Le 23 juin, les Britanniques seront invités à participer à un référendum afin de décider si le Royaume-Uni doit sortir de l'Union européenne.
Cette sortie de la Grande-Bretagne, communément désignée sous le terme de « Brexit », est un sujet qui fait l'objet de débats très animés et dont les conséquences pèseront sur l'économie britannique si cette sortie venait à être entérinée.
Comment cet événement pourra-t-il affecter de nouvelles industries en ligne comme le e-commerce de détail ? Nous avons examiné nos propres données et découvert certaines analyses clés édifiantes, notamment pour les entreprises investies dans le commerce en ligne.
Mais avant de poursuivre, revenons sur le contexte.

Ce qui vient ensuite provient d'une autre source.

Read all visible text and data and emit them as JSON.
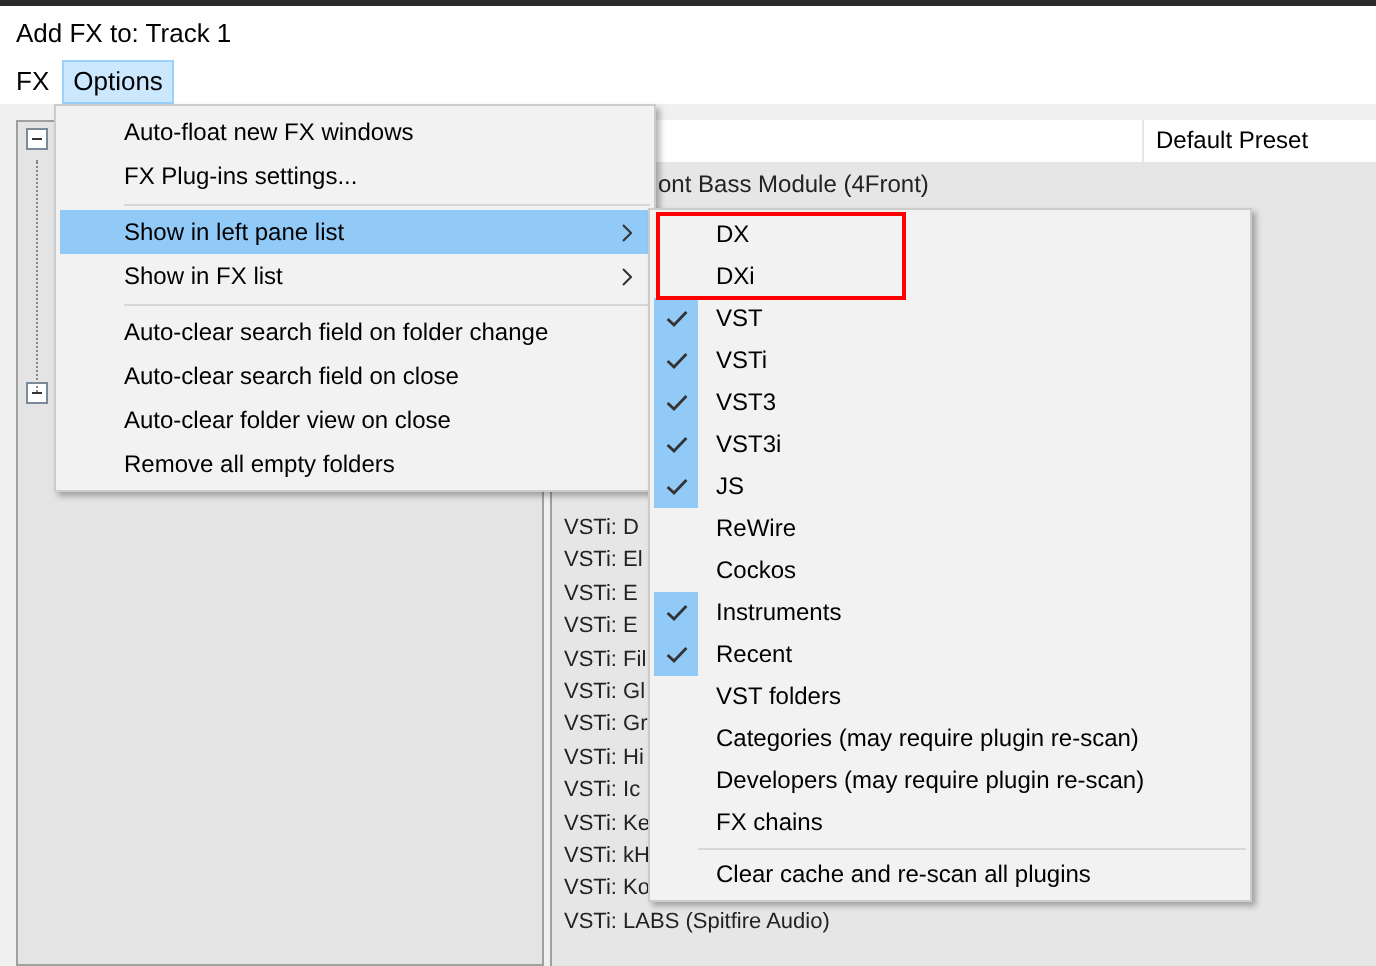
{
  "window": {
    "title": "Add FX to: Track 1"
  },
  "menubar": [
    {
      "label": "FX",
      "selected": false
    },
    {
      "label": "Options",
      "selected": true
    }
  ],
  "tree": [
    {
      "expanded": true
    },
    {
      "expanded": true
    }
  ],
  "fx_list": {
    "column_2": "Default Preset",
    "rows": [
      {
        "label": "ont Bass Module (4Front)"
      },
      {
        "label": "VSTi: D"
      },
      {
        "label": "VSTi: El"
      },
      {
        "label": "VSTi: E"
      },
      {
        "label": "VSTi: E"
      },
      {
        "label": "VSTi: Fil"
      },
      {
        "label": "VSTi: Gl"
      },
      {
        "label": "VSTi: Gr"
      },
      {
        "label": "VSTi: Hi"
      },
      {
        "label": "VSTi: Ic"
      },
      {
        "label": "VSTi: Ke"
      },
      {
        "label": "VSTi: kH"
      },
      {
        "label": "VSTi: Ko"
      },
      {
        "label": "VSTi: LABS (Spitfire Audio)"
      }
    ]
  },
  "options_menu": {
    "items": [
      {
        "kind": "item",
        "label": "Auto-float new FX windows",
        "selected": false,
        "submenu": false
      },
      {
        "kind": "item",
        "label": "FX Plug-ins settings...",
        "selected": false,
        "submenu": false
      },
      {
        "kind": "separator"
      },
      {
        "kind": "item",
        "label": "Show in left pane list",
        "selected": true,
        "submenu": true
      },
      {
        "kind": "item",
        "label": "Show in FX list",
        "selected": false,
        "submenu": true
      },
      {
        "kind": "separator"
      },
      {
        "kind": "item",
        "label": "Auto-clear search field on folder change",
        "selected": false,
        "submenu": false
      },
      {
        "kind": "item",
        "label": "Auto-clear search field on close",
        "selected": false,
        "submenu": false
      },
      {
        "kind": "item",
        "label": "Auto-clear folder view on close",
        "selected": false,
        "submenu": false
      },
      {
        "kind": "item",
        "label": "Remove all empty folders",
        "selected": false,
        "submenu": false
      }
    ]
  },
  "left_pane_submenu": {
    "items": [
      {
        "kind": "item",
        "label": "DX",
        "checked": false,
        "outlined": true
      },
      {
        "kind": "item",
        "label": "DXi",
        "checked": false,
        "outlined": true
      },
      {
        "kind": "item",
        "label": "VST",
        "checked": true,
        "outlined": false
      },
      {
        "kind": "item",
        "label": "VSTi",
        "checked": true,
        "outlined": false
      },
      {
        "kind": "item",
        "label": "VST3",
        "checked": true,
        "outlined": false
      },
      {
        "kind": "item",
        "label": "VST3i",
        "checked": true,
        "outlined": false
      },
      {
        "kind": "item",
        "label": "JS",
        "checked": true,
        "outlined": false
      },
      {
        "kind": "item",
        "label": "ReWire",
        "checked": false,
        "outlined": false
      },
      {
        "kind": "item",
        "label": "Cockos",
        "checked": false,
        "outlined": false
      },
      {
        "kind": "item",
        "label": "Instruments",
        "checked": true,
        "outlined": false
      },
      {
        "kind": "item",
        "label": "Recent",
        "checked": true,
        "outlined": false
      },
      {
        "kind": "item",
        "label": "VST folders",
        "checked": false,
        "outlined": false
      },
      {
        "kind": "item",
        "label": "Categories (may require plugin re-scan)",
        "checked": false,
        "outlined": false
      },
      {
        "kind": "item",
        "label": "Developers (may require plugin re-scan)",
        "checked": false,
        "outlined": false
      },
      {
        "kind": "item",
        "label": "FX chains",
        "checked": false,
        "outlined": false
      },
      {
        "kind": "separator"
      },
      {
        "kind": "item",
        "label": "Clear cache and re-scan all plugins",
        "checked": false,
        "outlined": false
      }
    ]
  }
}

D'ailleurs, c'est quoi le Brexit ? La conversation autour de ce thème est de plus en plus animée, mais quelles que soient les perspectives sur le sujet, elles sont plutôt tranchées.
Les partisans du Brexit estiment que la taille de l'UE et sa bureaucratie ont réduit l'influence de la Grande-Bretagne et levé une innombrable quantité d'obstacles économiques au niveau local, comme les zones de pêche particulièrement contestées. Les partisans souhaitent aussi « réaffirmer l'identité nationale face à la montée de l'immigration, » affirmait récemment une analyse parue dans le New York Times. (Les citoyens de l'UE ont le droit de résider et de travailler dans d'autres Etats membres.)
De nombreuses voix s'élèvent aussi pour affirmer que la contribution annuelle nette de 12,9 milliards de Livres au budget européen est un facteur déterminant.
Mais les commentateurs pro-UE affirment que rester dans l'UE permettrait de préserver l'influence du Royaume-Uni et sa sécurité sur la scène mondiale. Sortir de la communauté européenne dévasterait l'économie britannique, un avis partagé par de nombreux économistes. (En effet, la Livre a connu un son taux le plus bas en sept ans en février, un signe annonciateur de l'incertitude entourant cette ambiance de Brexit.) Le Fonds Monétaire International a prévenu mardi dernier dans un communiqué que le Brexit « créerait des tensions majeures à la fois pour le Royaume-Uni et le l'Europe toute entière ». Des banques internationales dont Goldman Sachs annoncent que le Brexit aurait pour conséquences une perte d'emplois et la délocalisation de leurs sièges au Royaume-Uni.
Même les partisans de la sortie de l'UE admettent que la croissance en serait affectée pendant les 15 prochaines années.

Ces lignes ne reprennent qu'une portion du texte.